New Zealand had reinstated oil and gas exploration, as other PIF members grappled with rising sea levels. The government previously demurred on whether it would contribute towards a Pacific Reslience Facility, before [https://www.rnz.co.nz/news/on-the-inside/526710/is-new-zealand-pulling-its-weight-on-climate-change-in-the-pacific
https://www.rnz.co.nz/international/pacific-news/572436/pacific-resilience-facility-treaty-set-for-signing-in-honiarac omitting $20 million towards it].
New Zealand was spending up large with its Defence Capability Plan, just as the Forum was set to consider a peace declaration.
First proposed by Fijian prime minister Sitiveni Rabuka, the Ocean of Peace declaration was a commitment to principles that embedded peace as the cornerstone of individual and collective policies.
This year’s summit is being held in the Solomon Islands.
Photo: RNZ Pacific / Caleb Fotheringham
AUT Pacific historian Marco de Jong said with this year marking 80 years since the end of World War II, and 40 years since the signing of the Treaty of Rarotonga, it was a “weighty” time to talk about peace.
The declaration was originally seen as an opportunity to push back against geostrategic competition, but de Jong said there were now conflicting designs on what an Ocean of Peace would look like.
He said for it to be meaningful, it must be aspirational and build on what had already come before.
“There’s no use in saying we declare the Blue Pacific to be an Ocean of Peace, and then just simply re-affirming the existing framework,” he said.
“People will be looking out for new language on maybe regulating the use of force, or language around demilitarisation, or climate security that goes beyond the Boe Declaration.”

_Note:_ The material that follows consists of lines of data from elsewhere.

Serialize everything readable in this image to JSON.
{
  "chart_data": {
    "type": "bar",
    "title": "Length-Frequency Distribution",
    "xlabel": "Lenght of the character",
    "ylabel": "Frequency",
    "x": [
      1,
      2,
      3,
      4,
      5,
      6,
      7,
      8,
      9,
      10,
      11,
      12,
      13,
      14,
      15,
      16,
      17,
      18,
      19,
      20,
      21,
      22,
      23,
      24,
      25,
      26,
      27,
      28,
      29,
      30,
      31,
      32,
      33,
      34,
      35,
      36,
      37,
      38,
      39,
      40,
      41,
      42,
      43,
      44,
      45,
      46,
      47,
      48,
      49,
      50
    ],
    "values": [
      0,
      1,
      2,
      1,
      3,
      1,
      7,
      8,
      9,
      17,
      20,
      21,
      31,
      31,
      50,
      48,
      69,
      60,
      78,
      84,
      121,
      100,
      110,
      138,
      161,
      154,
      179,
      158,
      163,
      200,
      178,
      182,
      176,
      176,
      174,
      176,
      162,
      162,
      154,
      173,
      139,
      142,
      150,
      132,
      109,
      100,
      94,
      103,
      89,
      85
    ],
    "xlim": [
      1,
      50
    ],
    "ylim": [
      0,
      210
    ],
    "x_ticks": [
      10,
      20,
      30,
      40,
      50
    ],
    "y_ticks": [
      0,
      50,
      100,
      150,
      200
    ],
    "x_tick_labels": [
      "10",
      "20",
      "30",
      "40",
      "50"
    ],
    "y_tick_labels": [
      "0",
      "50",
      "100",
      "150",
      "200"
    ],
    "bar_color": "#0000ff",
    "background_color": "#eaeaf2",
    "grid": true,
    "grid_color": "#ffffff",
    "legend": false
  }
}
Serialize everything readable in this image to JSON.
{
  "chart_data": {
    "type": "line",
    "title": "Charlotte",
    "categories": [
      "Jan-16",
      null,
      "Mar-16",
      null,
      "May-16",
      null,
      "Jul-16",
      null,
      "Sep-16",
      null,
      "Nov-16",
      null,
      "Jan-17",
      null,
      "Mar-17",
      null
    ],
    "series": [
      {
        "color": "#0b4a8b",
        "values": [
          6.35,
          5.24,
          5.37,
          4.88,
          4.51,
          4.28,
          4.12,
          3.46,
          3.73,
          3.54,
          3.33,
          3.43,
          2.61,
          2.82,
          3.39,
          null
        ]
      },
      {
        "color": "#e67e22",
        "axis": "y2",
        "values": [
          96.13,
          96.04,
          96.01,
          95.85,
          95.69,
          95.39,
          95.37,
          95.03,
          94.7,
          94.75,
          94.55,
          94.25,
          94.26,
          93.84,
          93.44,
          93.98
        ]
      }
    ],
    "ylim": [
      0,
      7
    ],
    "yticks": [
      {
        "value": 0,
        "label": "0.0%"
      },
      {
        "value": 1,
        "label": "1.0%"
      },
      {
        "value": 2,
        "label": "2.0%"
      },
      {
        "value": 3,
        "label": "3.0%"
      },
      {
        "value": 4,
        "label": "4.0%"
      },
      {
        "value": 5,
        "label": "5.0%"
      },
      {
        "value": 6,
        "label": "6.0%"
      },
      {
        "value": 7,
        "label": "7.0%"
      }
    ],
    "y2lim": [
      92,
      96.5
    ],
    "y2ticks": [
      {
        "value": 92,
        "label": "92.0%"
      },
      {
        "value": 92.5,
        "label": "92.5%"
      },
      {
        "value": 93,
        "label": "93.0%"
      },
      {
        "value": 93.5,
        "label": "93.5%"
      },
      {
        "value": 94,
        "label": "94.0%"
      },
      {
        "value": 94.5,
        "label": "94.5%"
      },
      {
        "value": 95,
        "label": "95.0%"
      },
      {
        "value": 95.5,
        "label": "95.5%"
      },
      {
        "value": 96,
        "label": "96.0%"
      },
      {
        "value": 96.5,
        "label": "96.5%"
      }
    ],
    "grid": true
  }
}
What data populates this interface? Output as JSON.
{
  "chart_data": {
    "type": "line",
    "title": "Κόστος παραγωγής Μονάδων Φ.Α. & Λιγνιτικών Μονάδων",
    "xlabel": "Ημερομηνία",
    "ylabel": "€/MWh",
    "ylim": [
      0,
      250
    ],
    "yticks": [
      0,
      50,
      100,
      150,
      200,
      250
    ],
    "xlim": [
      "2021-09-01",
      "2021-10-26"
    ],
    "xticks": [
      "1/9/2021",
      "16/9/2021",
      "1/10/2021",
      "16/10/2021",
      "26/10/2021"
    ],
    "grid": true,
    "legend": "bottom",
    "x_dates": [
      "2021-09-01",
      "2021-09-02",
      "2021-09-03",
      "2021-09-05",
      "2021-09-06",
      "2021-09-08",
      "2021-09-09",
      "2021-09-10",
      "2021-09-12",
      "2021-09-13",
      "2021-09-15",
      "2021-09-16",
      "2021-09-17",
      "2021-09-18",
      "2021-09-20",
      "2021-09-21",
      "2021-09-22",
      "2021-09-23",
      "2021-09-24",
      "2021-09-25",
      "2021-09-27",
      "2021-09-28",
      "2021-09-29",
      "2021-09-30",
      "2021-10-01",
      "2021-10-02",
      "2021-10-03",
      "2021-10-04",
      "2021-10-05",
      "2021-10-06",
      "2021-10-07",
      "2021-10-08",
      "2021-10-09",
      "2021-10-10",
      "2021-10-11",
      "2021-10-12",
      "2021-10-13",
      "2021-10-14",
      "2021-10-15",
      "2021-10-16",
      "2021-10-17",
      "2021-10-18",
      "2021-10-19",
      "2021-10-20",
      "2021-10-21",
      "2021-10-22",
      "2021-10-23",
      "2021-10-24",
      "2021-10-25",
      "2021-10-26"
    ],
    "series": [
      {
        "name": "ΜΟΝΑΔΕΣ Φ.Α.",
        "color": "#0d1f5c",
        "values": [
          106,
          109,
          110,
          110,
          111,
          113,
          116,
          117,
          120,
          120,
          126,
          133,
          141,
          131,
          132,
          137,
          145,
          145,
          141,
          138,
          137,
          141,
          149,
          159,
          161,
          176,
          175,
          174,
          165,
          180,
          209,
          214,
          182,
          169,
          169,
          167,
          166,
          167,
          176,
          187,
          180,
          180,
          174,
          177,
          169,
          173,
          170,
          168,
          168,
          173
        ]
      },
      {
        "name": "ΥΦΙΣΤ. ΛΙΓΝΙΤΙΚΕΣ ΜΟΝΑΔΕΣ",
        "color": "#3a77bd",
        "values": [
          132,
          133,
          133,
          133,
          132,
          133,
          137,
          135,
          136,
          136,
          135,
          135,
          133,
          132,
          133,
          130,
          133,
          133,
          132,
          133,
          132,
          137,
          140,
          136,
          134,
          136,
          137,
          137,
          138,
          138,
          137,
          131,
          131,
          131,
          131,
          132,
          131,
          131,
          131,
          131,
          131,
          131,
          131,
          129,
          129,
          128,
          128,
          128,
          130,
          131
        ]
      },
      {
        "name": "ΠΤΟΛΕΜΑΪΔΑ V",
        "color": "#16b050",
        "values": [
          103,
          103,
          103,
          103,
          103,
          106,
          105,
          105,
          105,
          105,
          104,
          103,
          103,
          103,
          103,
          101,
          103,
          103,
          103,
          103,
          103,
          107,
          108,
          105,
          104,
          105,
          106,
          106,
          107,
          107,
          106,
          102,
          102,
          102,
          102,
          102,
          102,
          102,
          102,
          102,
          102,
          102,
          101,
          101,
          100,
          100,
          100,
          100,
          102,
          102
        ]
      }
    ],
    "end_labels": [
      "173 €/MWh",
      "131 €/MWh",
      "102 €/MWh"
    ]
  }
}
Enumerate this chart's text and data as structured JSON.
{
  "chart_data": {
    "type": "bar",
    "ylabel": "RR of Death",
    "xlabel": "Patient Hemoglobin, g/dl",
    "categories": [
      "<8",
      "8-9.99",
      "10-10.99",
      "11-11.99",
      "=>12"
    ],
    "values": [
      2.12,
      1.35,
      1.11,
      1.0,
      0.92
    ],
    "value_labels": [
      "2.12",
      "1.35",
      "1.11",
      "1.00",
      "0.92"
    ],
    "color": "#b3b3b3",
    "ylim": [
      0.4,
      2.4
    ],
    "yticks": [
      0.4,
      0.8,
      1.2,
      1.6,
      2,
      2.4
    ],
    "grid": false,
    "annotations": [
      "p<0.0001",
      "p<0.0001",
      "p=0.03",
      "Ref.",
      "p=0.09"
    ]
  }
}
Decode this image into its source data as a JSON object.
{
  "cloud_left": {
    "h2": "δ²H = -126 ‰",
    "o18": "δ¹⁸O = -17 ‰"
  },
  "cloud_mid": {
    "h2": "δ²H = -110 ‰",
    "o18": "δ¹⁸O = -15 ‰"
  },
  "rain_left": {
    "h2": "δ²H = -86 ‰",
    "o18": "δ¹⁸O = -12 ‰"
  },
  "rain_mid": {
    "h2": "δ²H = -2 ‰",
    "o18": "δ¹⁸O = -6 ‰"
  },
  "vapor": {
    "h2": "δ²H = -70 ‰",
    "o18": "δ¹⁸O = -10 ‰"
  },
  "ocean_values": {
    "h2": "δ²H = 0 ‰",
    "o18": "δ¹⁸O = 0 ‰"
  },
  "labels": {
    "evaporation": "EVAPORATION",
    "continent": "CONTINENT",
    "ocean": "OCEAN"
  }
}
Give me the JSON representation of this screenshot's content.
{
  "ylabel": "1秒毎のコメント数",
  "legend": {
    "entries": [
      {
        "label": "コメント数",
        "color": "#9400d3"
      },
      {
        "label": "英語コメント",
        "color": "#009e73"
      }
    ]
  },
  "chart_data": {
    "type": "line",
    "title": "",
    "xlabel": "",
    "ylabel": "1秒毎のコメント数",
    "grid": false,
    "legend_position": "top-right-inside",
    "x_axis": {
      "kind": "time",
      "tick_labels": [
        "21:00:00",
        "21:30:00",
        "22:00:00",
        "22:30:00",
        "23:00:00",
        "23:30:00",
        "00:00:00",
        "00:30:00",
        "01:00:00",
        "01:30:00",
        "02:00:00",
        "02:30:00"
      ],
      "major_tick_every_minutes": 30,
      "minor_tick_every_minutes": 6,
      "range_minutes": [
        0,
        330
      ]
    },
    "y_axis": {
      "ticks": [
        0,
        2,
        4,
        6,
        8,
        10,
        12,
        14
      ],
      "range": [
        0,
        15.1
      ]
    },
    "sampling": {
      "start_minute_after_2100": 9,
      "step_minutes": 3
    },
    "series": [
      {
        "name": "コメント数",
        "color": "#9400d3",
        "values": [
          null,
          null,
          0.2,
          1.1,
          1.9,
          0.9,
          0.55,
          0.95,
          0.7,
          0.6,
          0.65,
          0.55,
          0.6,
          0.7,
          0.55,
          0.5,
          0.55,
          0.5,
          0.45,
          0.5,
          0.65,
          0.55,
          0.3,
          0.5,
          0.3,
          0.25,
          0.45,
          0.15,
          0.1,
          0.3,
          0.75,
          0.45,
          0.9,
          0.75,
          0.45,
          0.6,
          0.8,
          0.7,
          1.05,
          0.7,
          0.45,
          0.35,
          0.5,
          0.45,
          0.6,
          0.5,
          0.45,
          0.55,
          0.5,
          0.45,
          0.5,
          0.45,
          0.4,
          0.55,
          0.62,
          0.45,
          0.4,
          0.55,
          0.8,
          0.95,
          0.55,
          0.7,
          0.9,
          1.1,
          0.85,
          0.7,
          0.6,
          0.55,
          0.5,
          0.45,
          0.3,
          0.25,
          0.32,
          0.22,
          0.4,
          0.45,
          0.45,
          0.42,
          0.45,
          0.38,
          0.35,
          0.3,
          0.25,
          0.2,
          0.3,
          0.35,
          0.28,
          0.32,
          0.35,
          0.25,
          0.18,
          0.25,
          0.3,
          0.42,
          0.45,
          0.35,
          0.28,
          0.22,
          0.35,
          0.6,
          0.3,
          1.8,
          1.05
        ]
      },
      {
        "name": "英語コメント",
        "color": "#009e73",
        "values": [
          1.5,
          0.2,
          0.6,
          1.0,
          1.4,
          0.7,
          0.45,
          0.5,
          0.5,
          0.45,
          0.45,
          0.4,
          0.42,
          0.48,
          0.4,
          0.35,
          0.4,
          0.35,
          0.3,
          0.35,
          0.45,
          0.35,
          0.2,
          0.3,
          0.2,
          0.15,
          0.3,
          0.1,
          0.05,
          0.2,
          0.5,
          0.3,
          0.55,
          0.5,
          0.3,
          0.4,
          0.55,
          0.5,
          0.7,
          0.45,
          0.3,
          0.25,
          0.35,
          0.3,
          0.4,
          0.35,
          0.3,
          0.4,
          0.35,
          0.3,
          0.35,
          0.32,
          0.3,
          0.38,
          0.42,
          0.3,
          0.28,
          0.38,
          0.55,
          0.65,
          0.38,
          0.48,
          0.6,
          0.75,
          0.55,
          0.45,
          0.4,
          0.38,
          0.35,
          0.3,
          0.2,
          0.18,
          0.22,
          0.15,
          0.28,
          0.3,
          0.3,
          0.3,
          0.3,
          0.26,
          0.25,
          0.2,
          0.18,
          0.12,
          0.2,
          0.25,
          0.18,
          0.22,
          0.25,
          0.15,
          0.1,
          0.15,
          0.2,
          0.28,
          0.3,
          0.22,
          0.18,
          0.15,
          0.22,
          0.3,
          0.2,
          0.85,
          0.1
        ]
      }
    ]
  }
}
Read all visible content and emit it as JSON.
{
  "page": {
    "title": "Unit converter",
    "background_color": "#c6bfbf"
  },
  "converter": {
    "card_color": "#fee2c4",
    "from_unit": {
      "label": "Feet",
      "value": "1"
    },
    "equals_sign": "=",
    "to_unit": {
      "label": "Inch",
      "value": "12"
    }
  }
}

That declaration, endorsed in 2018, re-affirmed climate change as the single greatest security threat in the Pacific, but also expanded the concept of security to include human security, humanitarian assistance, environmental security and regional co-operation.
De Jong said New Zealand had played a “leading” role in drafting the Ocean of Peace declaration, which may mean New Zealand was facilitating specific priorities at the declaration’s heart.
He said the fact it was a declaration, and not a treaty, reflected in part the contradictary purposes and divided state of regionalism at the moment.
“You have a situation where the geostrategic imperative appears to be to align the region with broader geostrategic objectives, in this case, with the US against China. And you see that with this whole lattice-work of regional security framing,” he said.
“So you see with Australia all of these bilateral deals, say with Nauru, or Tuvalu, or PNG, which all have these strategic trust clauses or security vetoes in them. And so the temptation will be for New Zealand to meddle, to make the Ocean of Peace reflect that broader regional security architecture, things like the Pacific Policing Initiative or the Pacific Response Group of the South Pacific defense ministers meeting.
“But as the US becomes more unreliable, there’s something to be said for the alternative way that Pacific nations see regional security. A focus on climate action, on equitable, human-centered development, on nuclear disarmament. That, to my mind, serves to insulate the region from the worst excesses of geostrategic competition.”
Cook Islands Prime Minister Mark Brown.
Photo: RNZ / Nate McKinnon
The meeting would also be the first time Christopher Luxon was in the same room as Mark Brown since New Zealand paused $18.2m in development assistance to the Cook Islands, over a lack of consultation over a partnership agreement with China.
Neither leader would want their tensions to be a distraction from what the Forum was seeking to achieve this week.
Luxon was sure he and Brown would catch up, and promised civility.
“We’ll have a good engagement. Our officials are working through the risk areas that we see in those documents. That’s ongoing work, but I’m sure we’ll have a very civil and constructive engagement.”
New Zealand is also bidding to host the 2027 PIF, having last hosted in 2011.